So far the winter outlooks we've seen generally have winter getting off to a warm-ish start.
That's not the view of Judah Cohen, the chief seasonal forecaster at Atmospheric and Environmental Research, who thinks the early weeks of winter might be cold and adventurous in the Northeast.
Cohen is well-known in the meteorological community for his correlating of robust Eurasian snow cover in October with cold Northeast winters.
Right now snow cover in Siberia is above normal, according to the Rutgers University Snow Lab, and he said Wednesday that atmospheric conditions favor a late-month rally.
Ironically, worldwide warming could contribute to cold around here; he says Arctic sea- ice melt in critical areas could conspire to affect the dreaded "polar vortex."
Cohen offers a technical explanation on this National Science Foundation site, but here are the SparkNotes:
The ice-melting is particularly advanced near Scandanavia.
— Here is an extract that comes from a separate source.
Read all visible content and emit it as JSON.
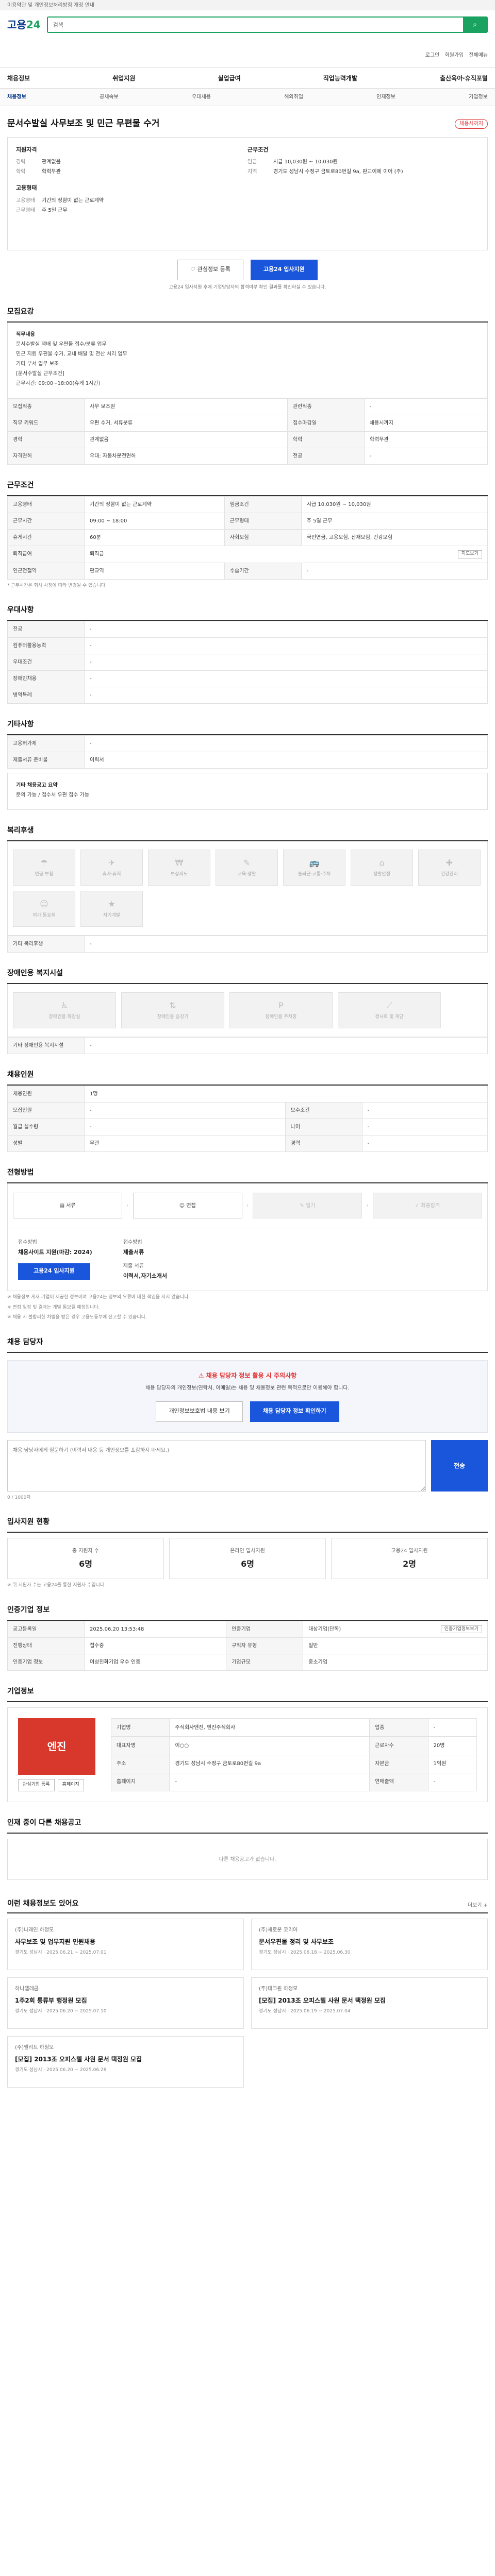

Meanwhile the hearty Eurasian snow cover is chilling regions to the east.
That pattern is inciting what he calls a "record-breaking" transfer of energy from the lower atmosphere (the troposphere) to the upper levels in the far-northern latitudes.
That, in turn, serves to weaken the polar vortex, causing it to migrate to the south and chill the lower latitudes. When the vortex circulation is strong, it confines the cold to the polar regions.
Cohen said the wild card is what appears to be unprecedented nature of the energy transfer.
"Does it all just flame out before the winter starts?" he asks. "Or is it a domino effect."